Since the very small-sized specimen used in this work, the uniform
uniaxial strain deformation is hard to directly be measured from the
parallel gauge length region. Thus, scaling factor, which can be adopt
to realize the correct transferability and correlation of LCF testing
data between conventional standardized and non-standard MTP specimens,
is proposed based on the reference strain approach. The UVP FE model
coupled with the identified high temperature LCF material properties for
FV566 is employed to determine the scaling factor under the required
mechanical deformation. The equivalent energy principal is utilized to
evaluate the geometry constraint effect that non-standard MTP specimen
has. It was found that the scaling factor is more dependent on the
geometry, for example, the ratio ofl0 /d0 in this study, which
also in turn can be utilized to evaluate the geometry constrain effect.
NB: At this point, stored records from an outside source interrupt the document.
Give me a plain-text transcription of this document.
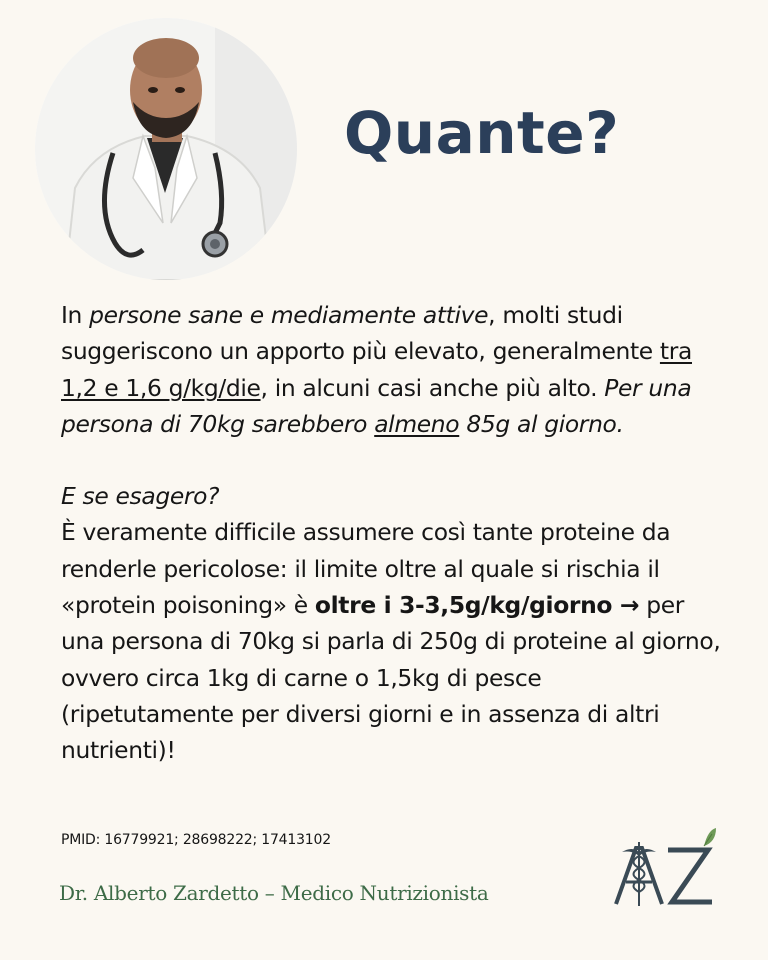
Quante?

In persone sane e mediamente attive, molti studi suggeriscono un apporto più elevato, generalmente tra 1,2 e 1,6 g/kg/die, in alcuni casi anche più alto. Per una persona di 70kg sarebbero almeno 85g al giorno.

E se esagero?

È veramente difficile assumere così tante proteine da renderle pericolose: il limite oltre al quale si rischia il «protein poisoning» è oltre i 3-3,5g/kg/giorno → per una persona di 70kg si parla di 250g di proteine al giorno, ovvero circa 1kg di carne o 1,5kg di pesce (ripetutamente per diversi giorni e in assenza di altri nutrienti)!

PMID: 16779921; 28698222; 17413102
Dr. Alberto Zardetto – Medico Nutrizionista
AZ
The feasibility of the non-standard MTP specimen LCF testing technique
developed has been further checked via high temperature fully reversed
saw-tooth test and CF dwell-type LCF tests for FV566 turbine rotor steel
at 600 °C. Good agreement between MTP and SSFS tests is not only
achieved for description of the first cycle, but also for the cyclic
softening. The experimental results also indicate that fatigue life of
MTP specimen is very sensitive to the geometry constraint effect. The
thin-plate specimen with lower scaling factor can provide the closest
fatigue life comparing with that of SSFS test, for example, MTP-3
saw-tooth test in this work. Additionally, the MTP LCF test results have
demonstrated that the methodology developed can be used to represent the
high temperature cyclic response of SSFS test, which can be further
adopt to identify the elastic, kinematic and viscous parameters required
by Chaboche type high temperature UVP model.
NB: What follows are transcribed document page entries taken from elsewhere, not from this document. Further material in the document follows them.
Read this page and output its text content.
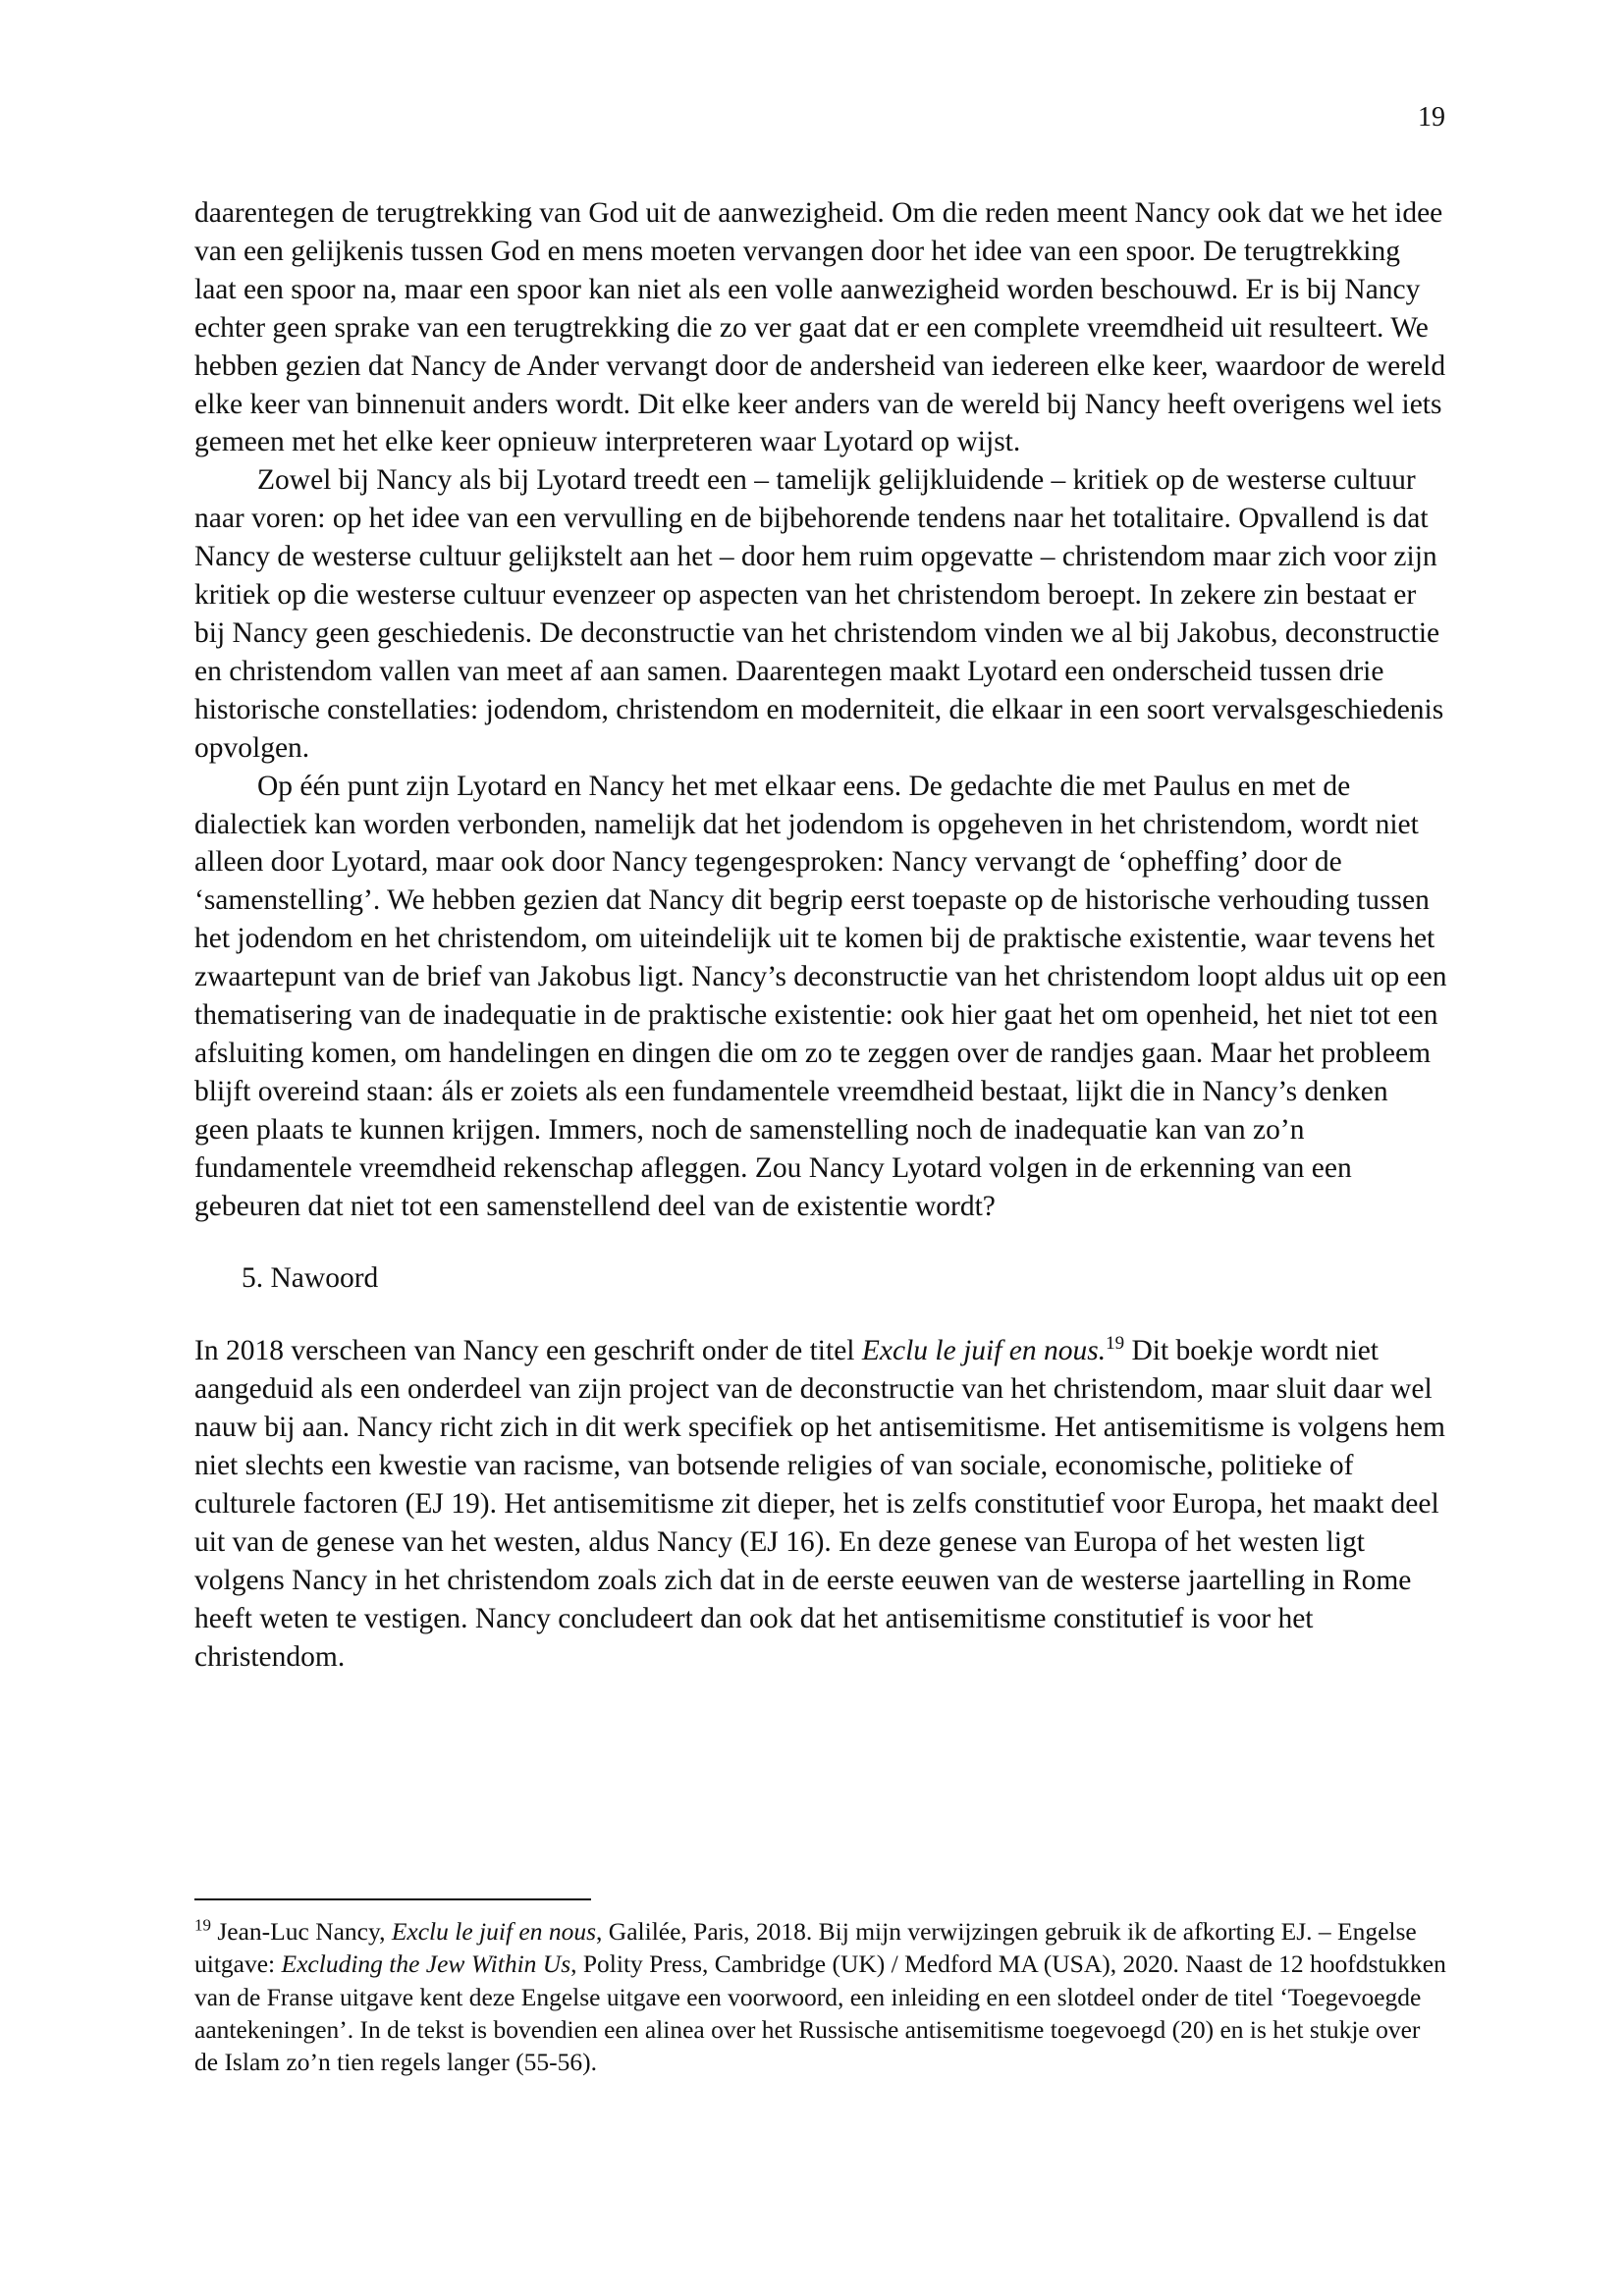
19

daarentegen de terugtrekking van God uit de aanwezigheid. Om die reden meent Nancy ook dat we het idee van een gelijkenis tussen God en mens moeten vervangen door het idee van een spoor. De terugtrekking laat een spoor na, maar een spoor kan niet als een volle aanwezigheid worden beschouwd. Er is bij Nancy echter geen sprake van een terugtrekking die zo ver gaat dat er een complete vreemdheid uit resulteert. We hebben gezien dat Nancy de Ander vervangt door de andersheid van iedereen elke keer, waardoor de wereld elke keer van binnenuit anders wordt. Dit elke keer anders van de wereld bij Nancy heeft overigens wel iets gemeen met het elke keer opnieuw interpreteren waar Lyotard op wijst.

Zowel bij Nancy als bij Lyotard treedt een – tamelijk gelijkluidende – kritiek op de westerse cultuur naar voren: op het idee van een vervulling en de bijbehorende tendens naar het totalitaire. Opvallend is dat Nancy de westerse cultuur gelijkstelt aan het – door hem ruim opgevatte – christendom maar zich voor zijn kritiek op die westerse cultuur evenzeer op aspecten van het christendom beroept. In zekere zin bestaat er bij Nancy geen geschiedenis. De deconstructie van het christendom vinden we al bij Jakobus, deconstructie en christendom vallen van meet af aan samen. Daarentegen maakt Lyotard een onderscheid tussen drie historische constellaties: jodendom, christendom en moderniteit, die elkaar in een soort vervalsgeschiedenis opvolgen.

Op één punt zijn Lyotard en Nancy het met elkaar eens. De gedachte die met Paulus en met de dialectiek kan worden verbonden, namelijk dat het jodendom is opgeheven in het christendom, wordt niet alleen door Lyotard, maar ook door Nancy tegengesproken: Nancy vervangt de ‘opheffing’ door de ‘samenstelling’. We hebben gezien dat Nancy dit begrip eerst toepaste op de historische verhouding tussen het jodendom en het christendom, om uiteindelijk uit te komen bij de praktische existentie, waar tevens het zwaartepunt van de brief van Jakobus ligt. Nancy’s deconstructie van het christendom loopt aldus uit op een thematisering van de inadequatie in de praktische existentie: ook hier gaat het om openheid, het niet tot een afsluiting komen, om handelingen en dingen die om zo te zeggen over de randjes gaan. Maar het probleem blijft overeind staan: áls er zoiets als een fundamentele vreemdheid bestaat, lijkt die in Nancy’s denken geen plaats te kunnen krijgen. Immers, noch de samenstelling noch de inadequatie kan van zo’n fundamentele vreemdheid rekenschap afleggen. Zou Nancy Lyotard volgen in de erkenning van een gebeuren dat niet tot een samenstellend deel van de existentie wordt?

5. Nawoord

In 2018 verscheen van Nancy een geschrift onder de titel Exclu le juif en nous.$^{19}$ Dit boekje wordt niet aangeduid als een onderdeel van zijn project van de deconstructie van het christendom, maar sluit daar wel nauw bij aan. Nancy richt zich in dit werk specifiek op het antisemitisme. Het antisemitisme is volgens hem niet slechts een kwestie van racisme, van botsende religies of van sociale, economische, politieke of culturele factoren (EJ 19). Het antisemitisme zit dieper, het is zelfs constitutief voor Europa, het maakt deel uit van de genese van het westen, aldus Nancy (EJ 16). En deze genese van Europa of het westen ligt volgens Nancy in het christendom zoals zich dat in de eerste eeuwen van de westerse jaartelling in Rome heeft weten te vestigen. Nancy concludeert dan ook dat het antisemitisme constitutief is voor het christendom.

$^{19}$ Jean-Luc Nancy, Exclu le juif en nous, Galilée, Paris, 2018. Bij mijn verwijzingen gebruik ik de afkorting EJ. – Engelse uitgave: Excluding the Jew Within Us, Polity Press, Cambridge (UK) / Medford MA (USA), 2020. Naast de 12 hoofdstukken van de Franse uitgave kent deze Engelse uitgave een voorwoord, een inleiding en een slotdeel onder de titel ‘Toegevoegde aantekeningen’. In de tekst is bovendien een alinea over het Russische antisemitisme toegevoegd (20) en is het stukje over de Islam zo’n tien regels langer (55-56).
High temperature LCF testing approach for MTP specimen have been
discussed in this work, but many issues remaining are still required to
be sorted out with more experimental testing. For example, the reasons
for lower fatigue life in the MTP specimen are not apparent. Further
investigations should be carried out to continuously improve the testing
rigs, such as the new design for the clamp fixtures to reduce slippage,
new design of MTP specimen with higher ratio ofl0 /d0 to more accurately
capture the total fatigue life of SSFS specimen and obtain more accurate
isotropic parameters at high temperature. The surface roughness
conditions are particularly critical for the MTP specimen because the
effect of surface finishing on miniature LCF life is expected to be more
significant than on SSFS specimen. Moreover, more metallographic
investigations are needed to identify the cause of the failure mechanism
and to improve results at high temperature as well. For example, MTP
specimen at high temperature is prone to have oxidation damage, leading
to premature fatigue crack initiation and the reduction of fatigue life.
Although the possible trends for the size effect have been introduced in
the refs65,66, available data are still rather scare,
especially for size effect at high temperature. More investigation
should be carried out in this scope as well in the future.